The Heat said they also were investigating and declined further comment.
"The players were sent home for violating program rules," NBA spokesman Tim Frank said. "They will be appropriately sanctioned and will have to repeat the program next year."
Arthur, a 6-foot-9 forward who was chosen late in the first round by New Orleans, was traded three times on draft night and signed his rookie contract with Memphis in early July. The Grizzlies acknowledged Arthur "was sent home ... for violating program rules" but declined to give details.
"He will be sanctioned at a later date, and he will have to repeat the program next year," team spokesman Dustin Krugel said.
In addition to returning to the symposium in 2009, the former Jayhawks both may be facing a fine and suspension from the NBA.
Chalmers left Miami on Monday to begin the program, a four-day event which is required of all newcomers entering the league and focuses on issues such as life skills, handling finances, the importance of character and image, the difference between NBA and NCAA game rules, legal matters and dealing with media.

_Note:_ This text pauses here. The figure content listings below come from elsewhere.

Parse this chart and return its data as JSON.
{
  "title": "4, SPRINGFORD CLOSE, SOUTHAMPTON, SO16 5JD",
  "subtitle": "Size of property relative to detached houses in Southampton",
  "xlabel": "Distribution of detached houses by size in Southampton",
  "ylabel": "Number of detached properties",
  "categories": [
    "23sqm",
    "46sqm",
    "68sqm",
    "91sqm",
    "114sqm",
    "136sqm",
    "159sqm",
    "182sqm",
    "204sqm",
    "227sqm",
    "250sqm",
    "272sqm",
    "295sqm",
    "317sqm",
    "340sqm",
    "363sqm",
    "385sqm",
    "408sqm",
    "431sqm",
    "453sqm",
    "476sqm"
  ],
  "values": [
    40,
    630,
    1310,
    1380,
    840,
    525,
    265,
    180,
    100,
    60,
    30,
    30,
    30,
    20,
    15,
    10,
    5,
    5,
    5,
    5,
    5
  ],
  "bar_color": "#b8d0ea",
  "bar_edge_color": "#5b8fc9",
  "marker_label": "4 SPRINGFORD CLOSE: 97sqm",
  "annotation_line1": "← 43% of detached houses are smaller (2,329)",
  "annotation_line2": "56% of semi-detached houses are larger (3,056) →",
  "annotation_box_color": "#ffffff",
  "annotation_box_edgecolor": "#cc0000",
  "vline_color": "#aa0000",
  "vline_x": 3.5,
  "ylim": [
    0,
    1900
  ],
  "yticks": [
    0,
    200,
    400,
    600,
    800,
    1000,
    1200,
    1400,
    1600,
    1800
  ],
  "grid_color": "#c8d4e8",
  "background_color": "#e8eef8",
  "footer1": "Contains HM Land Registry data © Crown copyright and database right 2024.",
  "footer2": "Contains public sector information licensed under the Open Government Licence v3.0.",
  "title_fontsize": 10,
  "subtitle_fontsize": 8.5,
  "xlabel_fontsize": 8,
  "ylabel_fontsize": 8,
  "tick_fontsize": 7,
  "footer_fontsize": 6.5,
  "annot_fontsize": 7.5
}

Chalmers is expected to compete for the starting point guard spot with the Heat when training camp begins later this month. He was drafted early in the second round by Minnesota and quickly traded to the Heat, who raved about his play in the Orlando summer league and signed him to a two-year deal.
"We really don't know all the facts yet, and I certainly would never comment publicly on any personal matter concerning any player I have ever coached," Kansas coach Bill Self said. "Beyond that, I can say that both Mario and Darrell were great to coach. They played a huge role in our success the past few years, in large part due to their unselfishness and the sacrifices they made for our program."